Jednak działania ukraińskich władz są przez społeczeństwo ocenianie jako chaotyczne. - W ciągu miesiąca kilka razy zmieniały się zasady, na jakich ludzie mogą wjeżdżać. Raz była kwarantanna, raz nie było kwarantanny, potem była kwarantanna tylko dla przylatujących - mówi Łoza. - Nie wiemy też, jak ten zakaz wjazdu będzie wyglądał. To rozporządzenie nie zostało nawet opublikowane - stwierdza.
- Poza tym na Ukrainie jest masa osób, które nie wierzą w istnienie wirusa. Uważają, że to zmowa i mistyfikacja. Spiskowe teorie są na Ukrainie bardzo popularne - stwierdza nasza rozmówczyni. - Zwłaszcza, jeśli chodzi o udział w czymś władzy, bo nie ma do władzy zaufania. Ludzie uważają, że władza robi przekręty, na czym tylko się da, więc myślą, że na pandemii też ktoś chce zarobić - wyjaśnia.
Polka mówi, że codzienne życie we Lwowie wygląda podobnie, jak to przed pandemią. Władze pozwoliły na otwarcie szkół, działają wszystkie restauracje, choć muszą zamykać się przed północą. Nie ma jednak imprez masowych i koncertów. - Trzeba nosić maseczki w komunikacji miejskiej, sklepach i innych pomieszczeniach.
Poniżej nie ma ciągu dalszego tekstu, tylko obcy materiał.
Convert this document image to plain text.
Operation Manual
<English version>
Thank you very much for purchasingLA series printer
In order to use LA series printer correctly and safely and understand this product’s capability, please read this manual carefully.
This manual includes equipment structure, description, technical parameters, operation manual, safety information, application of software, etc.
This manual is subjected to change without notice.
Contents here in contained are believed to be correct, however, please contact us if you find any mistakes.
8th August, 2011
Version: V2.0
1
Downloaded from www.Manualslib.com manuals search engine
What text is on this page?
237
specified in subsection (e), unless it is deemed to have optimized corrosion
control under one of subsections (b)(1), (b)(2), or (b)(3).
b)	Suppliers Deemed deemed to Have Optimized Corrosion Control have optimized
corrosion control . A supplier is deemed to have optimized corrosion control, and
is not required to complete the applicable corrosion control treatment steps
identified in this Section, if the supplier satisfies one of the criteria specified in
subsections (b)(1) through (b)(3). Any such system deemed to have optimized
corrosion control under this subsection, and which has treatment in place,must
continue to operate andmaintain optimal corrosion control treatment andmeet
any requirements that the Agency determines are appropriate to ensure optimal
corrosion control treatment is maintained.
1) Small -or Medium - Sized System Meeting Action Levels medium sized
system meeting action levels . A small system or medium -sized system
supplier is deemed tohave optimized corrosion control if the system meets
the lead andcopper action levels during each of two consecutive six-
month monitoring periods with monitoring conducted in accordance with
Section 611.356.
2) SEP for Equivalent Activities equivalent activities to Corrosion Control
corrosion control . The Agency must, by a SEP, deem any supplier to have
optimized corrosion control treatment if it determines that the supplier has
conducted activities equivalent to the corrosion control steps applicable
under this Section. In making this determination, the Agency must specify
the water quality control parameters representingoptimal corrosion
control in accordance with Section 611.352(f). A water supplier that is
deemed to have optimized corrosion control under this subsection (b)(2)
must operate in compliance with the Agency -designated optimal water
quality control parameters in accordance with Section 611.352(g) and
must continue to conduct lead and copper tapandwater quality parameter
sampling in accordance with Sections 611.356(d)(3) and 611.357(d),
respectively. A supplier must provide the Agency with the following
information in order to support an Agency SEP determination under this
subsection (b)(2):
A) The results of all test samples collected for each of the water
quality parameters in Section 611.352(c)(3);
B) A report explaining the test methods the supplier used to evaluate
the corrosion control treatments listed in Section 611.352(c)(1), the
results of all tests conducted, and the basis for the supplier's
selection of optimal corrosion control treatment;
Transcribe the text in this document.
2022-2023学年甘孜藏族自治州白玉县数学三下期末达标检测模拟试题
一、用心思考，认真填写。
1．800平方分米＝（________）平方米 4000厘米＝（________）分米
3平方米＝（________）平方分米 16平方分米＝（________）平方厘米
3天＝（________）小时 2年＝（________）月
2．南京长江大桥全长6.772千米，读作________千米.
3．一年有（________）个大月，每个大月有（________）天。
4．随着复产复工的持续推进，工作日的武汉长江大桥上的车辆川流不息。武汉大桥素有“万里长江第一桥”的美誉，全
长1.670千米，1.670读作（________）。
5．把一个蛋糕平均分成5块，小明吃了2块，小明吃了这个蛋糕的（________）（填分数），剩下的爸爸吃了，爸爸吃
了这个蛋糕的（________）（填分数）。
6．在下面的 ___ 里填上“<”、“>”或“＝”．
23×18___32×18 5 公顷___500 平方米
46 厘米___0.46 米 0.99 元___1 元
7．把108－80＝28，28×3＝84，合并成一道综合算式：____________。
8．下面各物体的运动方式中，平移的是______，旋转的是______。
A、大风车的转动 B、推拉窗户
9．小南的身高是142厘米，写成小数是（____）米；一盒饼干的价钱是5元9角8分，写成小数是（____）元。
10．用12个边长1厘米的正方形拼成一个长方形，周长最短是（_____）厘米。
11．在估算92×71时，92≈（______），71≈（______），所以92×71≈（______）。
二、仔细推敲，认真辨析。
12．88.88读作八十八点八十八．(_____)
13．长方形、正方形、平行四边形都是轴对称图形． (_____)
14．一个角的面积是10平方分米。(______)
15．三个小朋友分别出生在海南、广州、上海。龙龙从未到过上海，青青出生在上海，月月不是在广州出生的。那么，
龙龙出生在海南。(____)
Ale większość osób ma maseczki na ręku, w kieszeni albo na brodzie. Niewiele osób nosi je poprawnie - zauważa.
Łącznie liczba przypadków na Ukrainie przekroczyła 112 tysięcy, z czego ponad 50 tysięcy osób wciąż choruje na COVID-19. Najwyższe przyrosty zakażeń odnotowano w sierpniu. Z powodu koronawirusa zmarło ponad 2400 osób. Jedną z zakażonych jest Julia Tymoszenko. Jej współpracownicy potwierdzili, że była premier Ukrainy znajduje się w szpitalu i jest w stanie krytycznym.